Five nanosecond Nd:YAG and excimer pumped dye laser systems within the center offer tunability in the nanosecond time-scale from the near infrared to the ultraviolet. Typical condensed-phase experiments on the nanosecond time-scale include laser flash photolysis experiments on short-lived reactive intermediates and excited states.  Two-color, two-photon experiments on highly reactive intermediates and excited states in solution also are performed with these laser systems.  Several nanosecond laser systems are used to carry out various pump-probe and pump-pump-probe experiments on jet-cooled gaseous molecules to study their excited-state dynamics. 

The Center also has an Olympus microscope for performing single-molecule spectroscopy.  Excitation for this system uses a diode laser (488 nm) and enables researchers to study fluorescent samples that are either free-flowing or fixed to a microscope slide.

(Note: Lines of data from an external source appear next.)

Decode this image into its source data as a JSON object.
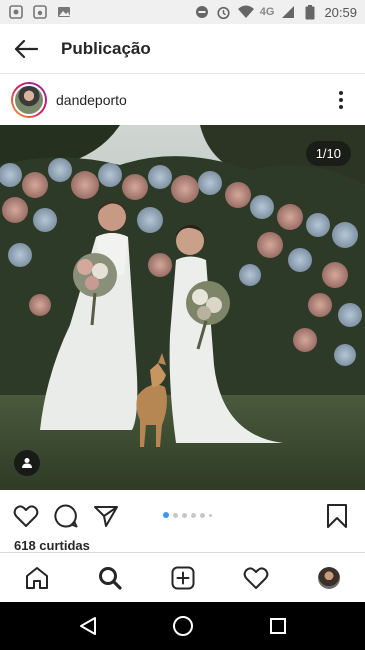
{
  "status_bar": {
    "time": "20:59",
    "network": "4G",
    "left_icons": [
      "photo-notification-icon",
      "camera-notification-icon",
      "image-notification-icon"
    ],
    "right_icons": [
      "do-not-disturb-icon",
      "alarm-icon",
      "wifi-icon",
      "signal-icon",
      "battery-icon"
    ]
  },
  "header": {
    "title": "Publicação",
    "back_icon": "arrow-left-icon"
  },
  "post": {
    "username": "dandeporto",
    "page_counter": "1/10",
    "likes": "618 curtidas",
    "carousel": {
      "total_dots": 6,
      "active_index": 0
    }
  },
  "colors": {
    "accent": "#3897f0",
    "text": "#262626",
    "story_ring_start": "#f9a825",
    "story_ring_end": "#8e24aa"
  },
  "bottom_nav": [
    "home-icon",
    "search-icon",
    "new-post-icon",
    "activity-heart-icon",
    "profile-avatar"
  ],
  "system_nav": [
    "back-triangle-icon",
    "home-circle-icon",
    "recents-square-icon"
  ]
}
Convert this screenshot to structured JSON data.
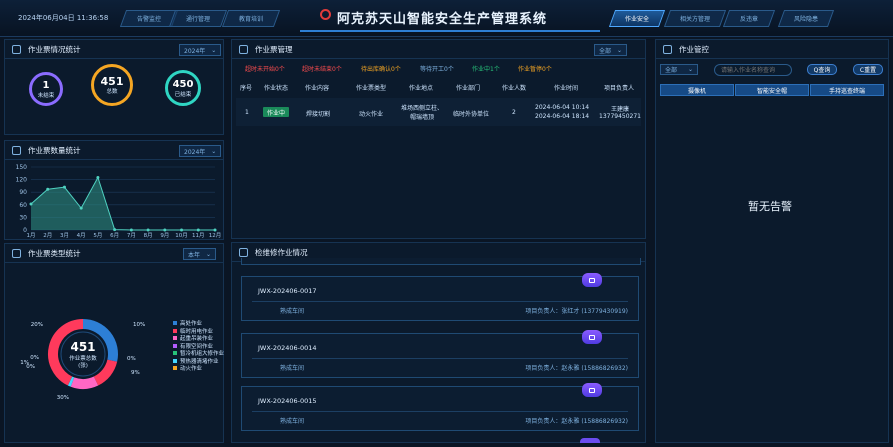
{
  "header": {
    "datetime": "2024年06月04日 11:36:58",
    "title": "阿克苏天山智能安全生产管理系统",
    "left_tabs": [
      "告警监控",
      "通行管理",
      "教育培训"
    ],
    "right_tabs": [
      "作业安全",
      "相关方管理",
      "反违章",
      "风险隐患"
    ],
    "active_tab": "作业安全"
  },
  "stats": {
    "title": "作业票情况统计",
    "year": "2024年",
    "rings": [
      {
        "value": "1",
        "label": "未结束",
        "color": "#8b6cff"
      },
      {
        "value": "451",
        "label": "总数",
        "color": "#f5a623"
      },
      {
        "value": "450",
        "label": "已结束",
        "color": "#2fd6c3"
      }
    ]
  },
  "count_chart": {
    "title": "作业票数量统计",
    "year": "2024年",
    "chart_data": {
      "type": "area",
      "categories": [
        "1月",
        "2月",
        "3月",
        "4月",
        "5月",
        "6月",
        "7月",
        "8月",
        "9月",
        "10月",
        "11月",
        "12月"
      ],
      "values": [
        62,
        97,
        102,
        52,
        125,
        1,
        0,
        0,
        0,
        0,
        0,
        0
      ],
      "ylim": [
        0,
        150
      ],
      "yticks": [
        "150",
        "120",
        "90",
        "60",
        "30",
        "0"
      ],
      "color": "#2d8a7e"
    }
  },
  "type_chart": {
    "title": "作业票类型统计",
    "select": "本年",
    "total": "451",
    "center_label": "作业票总数",
    "center_unit": "(张)",
    "chart_data": {
      "type": "pie",
      "values": [
        20,
        10,
        0,
        0,
        9,
        0,
        1,
        30
      ],
      "labels": [
        "20%",
        "10%",
        "0%",
        "0%",
        "9%",
        "0%",
        "1%",
        "30%"
      ],
      "colors": [
        "#2d7fd6",
        "#ff3a5c",
        "#b15cff",
        "#3a6cff",
        "#ff67c4",
        "#27c27a",
        "#45d6ff",
        "#ff3a5c"
      ]
    },
    "legend": [
      {
        "name": "高处作业",
        "color": "#2d7fd6"
      },
      {
        "name": "临时用电作业",
        "color": "#ff3a5c"
      },
      {
        "name": "起重吊装作业",
        "color": "#ff67c4"
      },
      {
        "name": "有限空间作业",
        "color": "#b15cff"
      },
      {
        "name": "暂冷机组大修作业",
        "color": "#27c27a"
      },
      {
        "name": "预热器清堵作业",
        "color": "#45d6ff"
      },
      {
        "name": "动火作业",
        "color": "#f5a623"
      }
    ]
  },
  "work": {
    "title": "作业票管理",
    "select": "全部",
    "filters": [
      {
        "text": "超时未开始0个",
        "color": "#ff4d4f"
      },
      {
        "text": "超时未结束0个",
        "color": "#ff4d4f"
      },
      {
        "text": "待出库确认0个",
        "color": "#f5a623"
      },
      {
        "text": "等待开工0个",
        "color": "#7fb2e0"
      },
      {
        "text": "作业中1个",
        "color": "#27c27a"
      },
      {
        "text": "作业暂停0个",
        "color": "#f5a623"
      }
    ],
    "columns": [
      "序号",
      "作业状态",
      "作业内容",
      "作业票类型",
      "作业地点",
      "作业部门",
      "作业人数",
      "作业时间",
      "项目负责人"
    ],
    "rows": [
      {
        "no": "1",
        "status": "作业中",
        "content": "焊接切割",
        "type": "动火作业",
        "place1": "堆场西侧立柱、",
        "place2": "帽瑞墙顶",
        "dept": "临时外协单位",
        "count": "2",
        "time1": "2024-06-04 10:14",
        "time2": "2024-06-04 18:14",
        "leader1": "王建康",
        "leader2": "13779450271"
      }
    ]
  },
  "inspection": {
    "title": "检维修作业情况",
    "cards": [
      {
        "code": "JWX-202406-0017",
        "sub": "熟成车间",
        "leader": "项目负责人：张红才 (13779430919)"
      },
      {
        "code": "JWX-202406-0014",
        "sub": "熟成车间",
        "leader": "项目负责人：赵永雅 (15886826932)"
      },
      {
        "code": "JWX-202406-0015",
        "sub": "熟成车间",
        "leader": "项目负责人：赵永雅 (15886826932)"
      }
    ]
  },
  "control": {
    "title": "作业管控",
    "select": "全部",
    "search_placeholder": "请输入作业名称查询",
    "query": "Q查询",
    "reset": "C重置",
    "buttons": [
      "摄像机",
      "智能安全帽",
      "手持巡查终端"
    ],
    "empty": "暂无告警"
  }
}
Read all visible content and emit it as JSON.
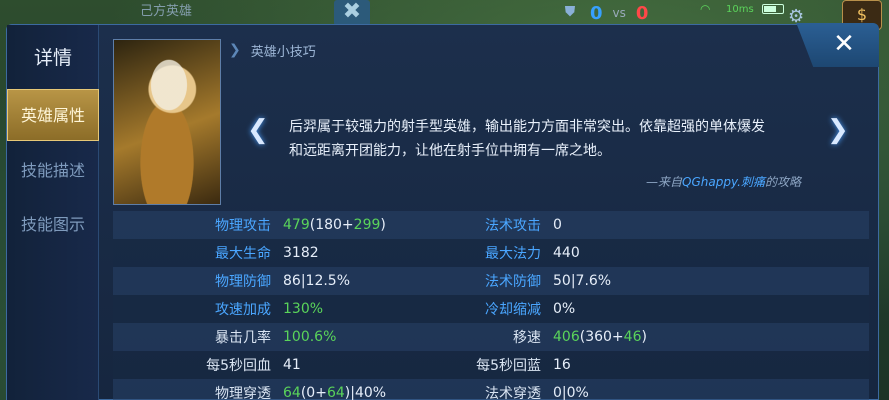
{
  "top": {
    "team_label": "己方英雄",
    "score_left": "0",
    "score_vs": "vs",
    "score_right": "0",
    "ping": "10ms"
  },
  "sidebar": {
    "title": "详情",
    "tabs": [
      {
        "label": "英雄属性",
        "active": true
      },
      {
        "label": "技能描述",
        "active": false
      },
      {
        "label": "技能图示",
        "active": false
      }
    ]
  },
  "tips": {
    "title": "英雄小技巧",
    "text": "后羿属于较强力的射手型英雄，输出能力方面非常突出。依靠超强的单体爆发和远距离开团能力，让他在射手位中拥有一席之地。",
    "credit_prefix": "—来自",
    "credit_author": "QGhappy.刺痛",
    "credit_suffix": "的攻略"
  },
  "stats": {
    "rows": [
      {
        "l1": "物理攻击",
        "v1a": "479",
        "v1b": "(180+",
        "v1c": "299",
        "v1d": ")",
        "l2": "法术攻击",
        "v2a": "0",
        "v2b": "",
        "v2c": "",
        "v2d": ""
      },
      {
        "l1": "最大生命",
        "v1a": "3182",
        "v1b": "",
        "v1c": "",
        "v1d": "",
        "l2": "最大法力",
        "v2a": "440",
        "v2b": "",
        "v2c": "",
        "v2d": ""
      },
      {
        "l1": "物理防御",
        "v1a": "86|12.5%",
        "v1b": "",
        "v1c": "",
        "v1d": "",
        "l2": "法术防御",
        "v2a": "50|7.6%",
        "v2b": "",
        "v2c": "",
        "v2d": ""
      },
      {
        "l1": "攻速加成",
        "v1a": "130%",
        "v1b": "",
        "v1c": "",
        "v1d": "",
        "l2": "冷却缩减",
        "v2a": "0%",
        "v2b": "",
        "v2c": "",
        "v2d": ""
      },
      {
        "l1": "暴击几率",
        "v1a": "100.6%",
        "v1b": "",
        "v1c": "",
        "v1d": "",
        "l2": "移速",
        "v2a": "406",
        "v2b": "(360+",
        "v2c": "46",
        "v2d": ")"
      },
      {
        "l1": "每5秒回血",
        "v1a": "41",
        "v1b": "",
        "v1c": "",
        "v1d": "",
        "l2": "每5秒回蓝",
        "v2a": "16",
        "v2b": "",
        "v2c": "",
        "v2d": ""
      },
      {
        "l1": "物理穿透",
        "v1a": "64",
        "v1b": "(0+",
        "v1c": "64",
        "v1d": ")|40%",
        "l2": "法术穿透",
        "v2a": "0|0%",
        "v2b": "",
        "v2c": "",
        "v2d": ""
      }
    ]
  },
  "colors": {
    "accent_blue": "#4aa6ff",
    "bonus_green": "#5ad45a",
    "active_tab_gold": "#b89546"
  },
  "icons": [
    "close-icon",
    "chevron-left-icon",
    "chevron-right-icon",
    "gear-icon",
    "wifi-icon",
    "battery-icon",
    "bag-icon"
  ]
}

The center has two single-frequency continuous-wave (less than a few megahertz bandwidth) ring lasers operating in the UV/Visible range.  The ring laser is pulse-amplified by about a factor of 105 using a dye amplifier, to produce high-intensity light pulses with very narrow line widths.  The pulse-amplified ring laser is combined with skimmed supersonic molecular beams of small Doppler widths to determine structures of van der Waals molecules.  The structural information of the species also is probed by mass-resolved rotational coherence spectroscopy using the regeneratively amplified picosecond laser system and time-of-flight mass spectrometers.  There are two single-frequency continuous-wave infrared laser systems that are used for high-resolution cavity-ringdown studies of molecular vibrations, torsions and rotations.  These include a PPLN OPO and an external-cavity diode laser.  Also available in the center is a FT-IR spectrometer that has a range in the mid-IR and near-IR, and has advanced features such as dual channel collection step-scan capabilities for polarization modulation (VCD, PMIRRAS) and time-resolved (20 ns) experiments.

Combined with several supersonic molecular beam apparati, the center has unique, state-of-the-art capabilities for probing elementary processes of importance in chemistry (i.e., electron-transfer, energy-transfer, energy dissipation, molecular motions, structural and chemical changes) that occur on a broad range of time scales.